経済紙レゼコーは4日付で、2021年の法人税制の主な改正ポイントをまとめた記事を掲載した。
目玉は「生産に係る税」の減税で、100億ユーロ規模の減税が予定されている。「生産に係る税」とは益税以外の、人件費や売上高等を課税標準とする諸税のことを指し、利益のあるなしを問わずに課税されるため、特に生産事業の障害になり、国際競争力の低下を招くとして、経済界から減税要求が出されていた。具体的には、地方税であるCVAE(付加価値が課税標準)、CFE(事業所の資産価値が課税標準)、固定資産税(TFPB)が50%までの減税の対象になる。CVAEとCFEについて付加価値ベースで定められている納税上限額も、3%から2%に引き下げられる。
これに加えて、法人税率も予定通り、引き下げが継続された。2021年からは、売上高が2億5000万ユーロ未満の企業について26.5%、2億5000万ユーロ以上の企業について27.5%へ引き下げられた。これらの課税率は、前年には28%と31%だった。2022年には25%まで引き下げられる予定で、政府が目指す経済協力開発機構(OECD)加盟国平均(23.5%)並みの水準に接近する。

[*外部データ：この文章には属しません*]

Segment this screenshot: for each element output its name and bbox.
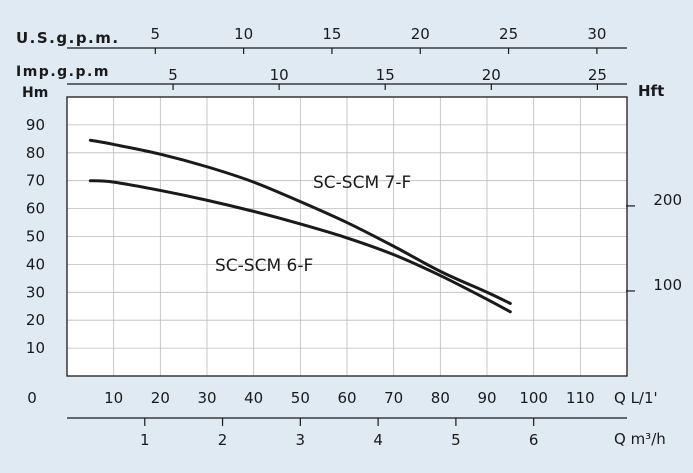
- y-tick-label-hm: 80: [26, 144, 45, 162]
- x-tick-label-lmin: 60: [337, 389, 356, 407]
- x-tick-label-lmin: 50: [291, 389, 310, 407]
- hft-unit-label: Hft: [638, 82, 664, 100]
- y-tick-label-hm: 90: [26, 116, 45, 134]
- impgpm-unit-label: Imp.g.p.m: [16, 64, 110, 80]
- y-tick-label-hm: 20: [26, 311, 45, 329]
- y-tick-label-hm: 30: [26, 283, 45, 301]
- x-tick-label-impgpm: 5: [168, 66, 178, 84]
- x-tick-label-m3h: 2: [218, 431, 228, 449]
- q-lmin-unit-label: Q L/1': [614, 389, 658, 407]
- tick-labels: 0 10 20 30 40 50 60 70 80 90 100 110102030405060708…: [26, 25, 682, 449]
- y-tick-label-hm: 50: [26, 228, 45, 246]
- x-tick-label-usgpm: 20: [411, 25, 430, 43]
- x-tick-label-m3h: 3: [296, 431, 306, 449]
- series-line-6f: [88, 179, 512, 314]
- y-tick-label-hm: 40: [26, 255, 45, 273]
- series-line-7f: [88, 138, 512, 305]
- x-tick-label-lmin: 20: [151, 389, 170, 407]
- x-tick-label-impgpm: 15: [376, 66, 395, 84]
- y-tick-label-hft: 100: [653, 276, 682, 294]
- y-tick-label-hm: 60: [26, 200, 45, 218]
- grid: [67, 97, 628, 376]
- series-label-6f: SC-SCM 6-F: [215, 256, 313, 276]
- x-tick-label-lmin: 30: [197, 389, 216, 407]
- x-tick-label-usgpm: 10: [234, 25, 253, 43]
- series-label-7f: SC-SCM 7-F: [313, 173, 411, 193]
- x-tick-label-usgpm: 30: [587, 25, 606, 43]
- hm-unit-label: Hm: [22, 85, 48, 101]
- y-tick-label-hft: 200: [653, 191, 682, 209]
- x-tick-label-impgpm: 10: [270, 66, 289, 84]
- x-tick-label-lmin: 90: [477, 389, 496, 407]
- x-tick-label-lmin: 70: [384, 389, 403, 407]
- unit-labels: U.S.g.p.m. Imp.g.p.m Hm Hft Q L/1' Q m³/…: [16, 29, 666, 448]
- plot-frame: [66, 96, 628, 377]
- series-labels: SC-SCM 7-F SC-SCM 6-F: [215, 173, 411, 276]
- usgpm-unit-label: U.S.g.p.m.: [16, 29, 120, 47]
- x-tick-label-usgpm: 25: [499, 25, 518, 43]
- x-tick-label-lmin: 110: [566, 389, 595, 407]
- x-tick-label-lmin: 80: [431, 389, 450, 407]
- x-tick-label-m3h: 4: [373, 431, 383, 449]
- x-tick-label-m3h: 5: [451, 431, 461, 449]
- y-tick-label-hm: 10: [26, 339, 45, 357]
- x-tick-label-lmin: 0: [27, 389, 37, 407]
- x-tick-label-m3h: 6: [529, 431, 539, 449]
- x-tick-label-lmin: 40: [244, 389, 263, 407]
- x-tick-label-usgpm: 5: [151, 25, 161, 43]
- x-tick-label-m3h: 1: [140, 431, 150, 449]
- y-tick-label-hm: 70: [26, 172, 45, 190]
- x-tick-label-usgpm: 15: [322, 25, 341, 43]
- x-tick-label-lmin: 100: [519, 389, 548, 407]
- q-m3h-unit-label: Q m³/h: [614, 430, 666, 448]
- x-tick-label-impgpm: 25: [588, 66, 607, 84]
- x-tick-label-impgpm: 20: [482, 66, 501, 84]
- series-group: [88, 138, 512, 314]
- x-tick-label-lmin: 10: [104, 389, 123, 407]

7月1日からは、ECマーケットプレイスにおける付加価値税(VAT)の制度が改正され、外国の出品者に代わって、マーケットプレイスの側がVATを税務当局に納付することが義務付けられる。VAT脱税を抑止する措置として導入されるが、新型コロナウイルス危機に伴う混乱に配慮して、導入時期が6ヵ月間延期された。また、英国の欧州連合(EU)離脱に伴い、英国からの輸入品については、輸入者が自ら税務当局に申告し、VATを納税することが必要になった。